The point is to let students stop taking notes and immerse themselves in the class, says Director of Audiovisual Services David Chard, who designed the classroom. To that end, nearly everything that happens there is recorded and saved on the web. After class, Parker can email a link to students so they can review the material. A video camera records the teacher, voice recorders capture students’ questions and comments, and two projectors display information from iPads and laptops on screens. They allow the instructor to write over the image on the screen, and they also project larger-than-life images of 3D objects to show the class in detail.
The audiovisual system turns on automatically at the beginning of class, so Parker can teach without thinking about the technology. “It doesn’t take much time, so it enhances his teaching,” says Chard.
The class also features easels along the walls and student desks on rollers, allowing them to form small discussion groups.
These bells and whistles, and those across the hall in Room 406, come to Michigan Tech courtesy of the families of Paul Fernstrum ’65 and his sons, Sean ’90 and Todd ’92.
“When the Generations of Discovery campaign started four years ago, the family business was doing well, and we wanted to make a gift,” said Paul, president of R. W. Fernstrum and Company, which manufactures heat exchangers for marine engines. He and his sons initially decided to donate $100,000, splitting the money among the programs in which they had been enrolled. Sean, who earned a degree in scientific and technical communication, supported the humanities department’s HDMZ student computing lab. Todd, an electromechanical engineering graduate, provided funding for a 3D printer in the School of Technology.
And at the suggestion of Bill Predebon, chair of mechanical engineering-engineering mechanics, Paul donated his share to support classroom technology. Then that gift blossomed.
“Bill told me he had an idea about a classroom that would cost $85,000,” said Paul. “I talked my with sons, and we decided to go with it.” They also supported Predebon’s second vision: another high-tech classroom across the hall, but with more-modest equipment, which would cost $45,000.
“We felt we could make the investment,” Paul said. “It’s paying it forward. I’ve been able to use the disciplines I learned at Michigan Tech throughout my whole life.”
The new classrooms were inspired by the department’s revision of its mechanical engineering curriculum, which is now in progress.
“The faculty’s revisions include not only course changes but pedagogical changes that involve the use of modern instructional technology,” said Predebon. “So, I needed funds to remodel classrooms.
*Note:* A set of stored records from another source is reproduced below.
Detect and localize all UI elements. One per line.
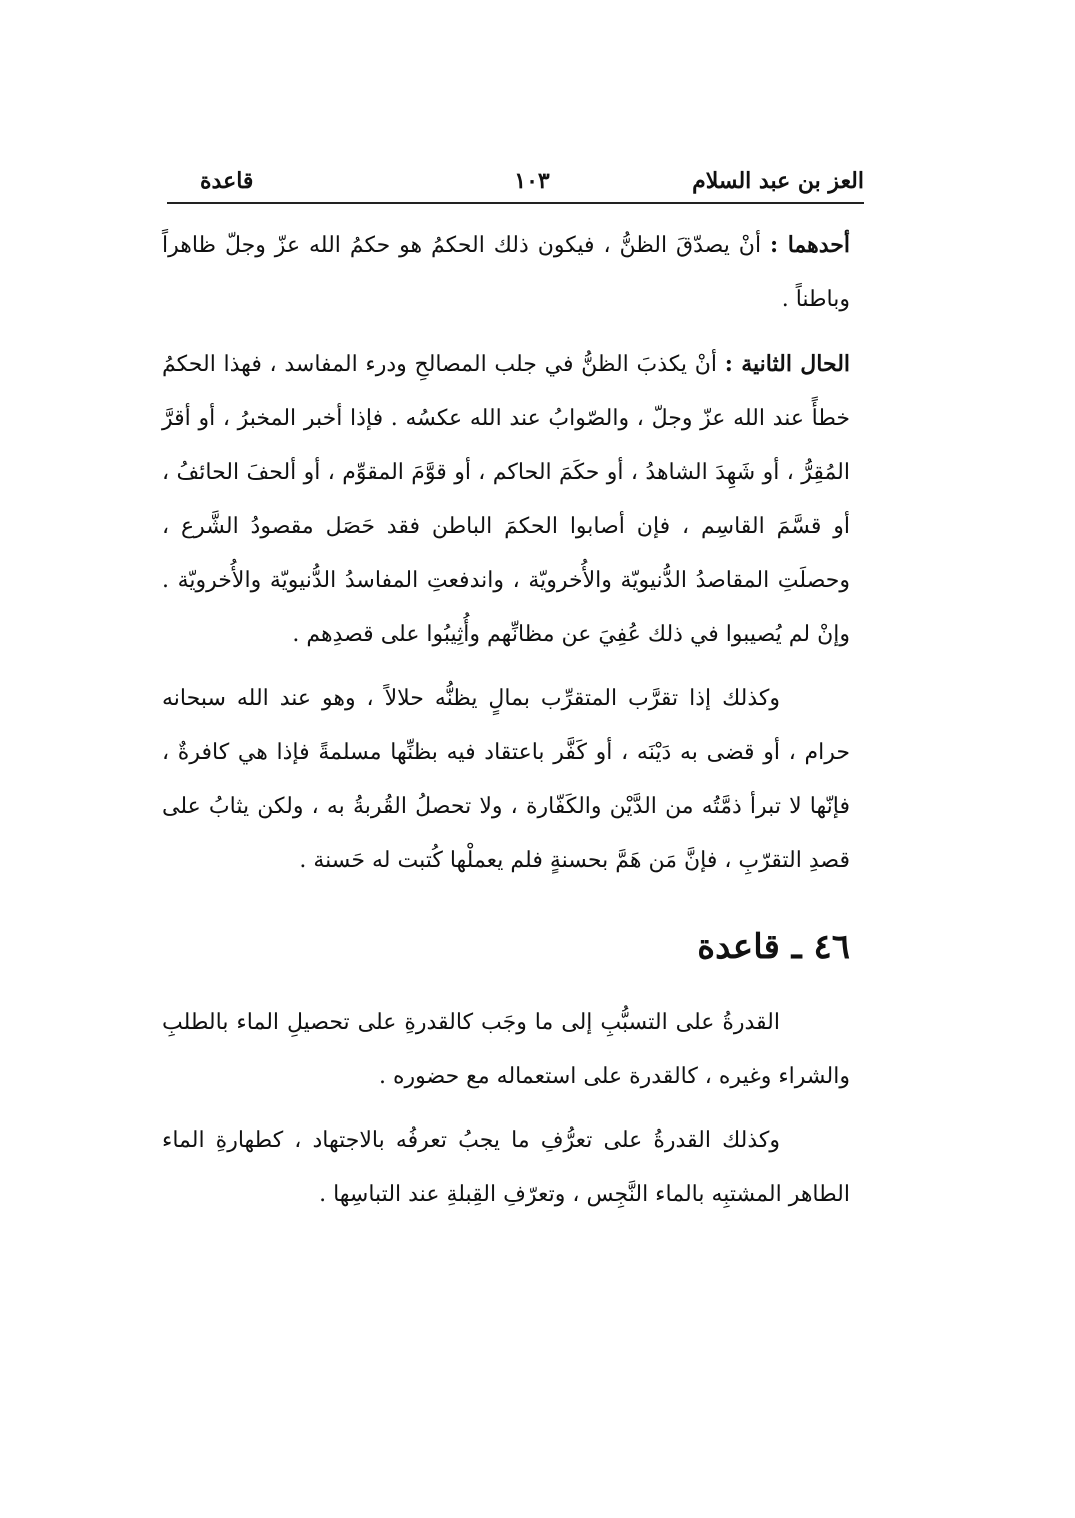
section-separator: ـ xyxy=(779,927,814,967)
header-page-number: ١٠٣ xyxy=(514,168,550,194)
section-title: قاعدة xyxy=(697,927,780,967)
paragraph-lead: أحدهما : xyxy=(769,232,850,258)
running-header xyxy=(200,168,864,202)
paragraph-text: وكذلك إذا تقرَّب المتقرِّب بمالٍ يظنُّه حلالاً ، وهو عند الله سبحانه حرام ، أو قضى به دَيْنَه ، أو كَفَّر باعتقاد فيه بظنِّها مسلمةً فإذا هي كافرةٌ ، فإنّها لا تبرأ ذمَّتُه من الدَّيْن والكَفّارة ، ولا تحصلُ القُربةُ به ، ولكن يثابُ على قصدِ التقرّبِ ، فإنَّ مَن هَمَّ بحسنةٍ فلم يعملْها كُتبت له حَسنة . xyxy=(162,686,850,873)
paragraph-text: أنْ يكذبَ الظنُّ في جلب المصالحِ ودرء المفاسد ، فهذا الحكمُ خطأً عند الله عزّ وجلّ ، والصّوابُ عند الله عكسُه . فإذا أخبر المخبرُ ، أو أقرَّ المُقِرُّ ، أو شَهِدَ الشاهدُ ، أو حكَمَ الحاكم ، أو قوَّمَ المقوِّم ، أو ألحفَ الحائفُ ، أو قسَّمَ القاسِم ، فإن أصابوا الحكمَ الباطن فقد حَصَل مقصودُ الشَّرع ، وحصلَتِ المقاصدُ الدُّنيويّة والأُخرويّة ، واندفعتِ المفاسدُ الدُّنيويّة والأُخرويّة . وإنْ لم يُصيبوا في ذلك عُفِيَ عن مظانِّهم وأُثِيبُوا على قصدِهم . xyxy=(162,352,850,647)
section-number: ٤٦ xyxy=(813,927,850,967)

I then approached Paul Fernstrum, explained our vision for the ME curriculum revision, asked for his help, and he and his family stepped up to the plate.”
“We are so grateful to the Fernstrum families for making this possible,” Predebon added. “These classrooms will change the way faculty teach and students learn.”
That is already happening. The new technology prompted Parker to adopt a format more common in small liberal arts classes: students complete a reading and come prepared to discuss the material, rather than learning the material from a lecture and studying the concepts later on their own. “That lets us home in on the difficult concepts in class,” he said. “This room really lends itself to that. And the students really like it; they are excited about coming to class.”
“It was a lot of work, because all of a sudden I had to prepare more stuff for class,” Parker said. “But they learned 32 percent more material. That’s huge. By an order of magnitude, this new technology is my favorite thing in terms of teaching.”
Michigan Technological University is a public research university, home to more than 7,000 students from 60 countries. Founded in 1885, the University offers more than 120 undergraduate and graduate degree programs in science and technology, engineering, forestry, business and economics, health professions, humanities, mathematics, and social sciences. Our campus in Michigan’s Upper Peninsula overlooks the Keweenaw Waterway and is just a few miles from Lake Superior.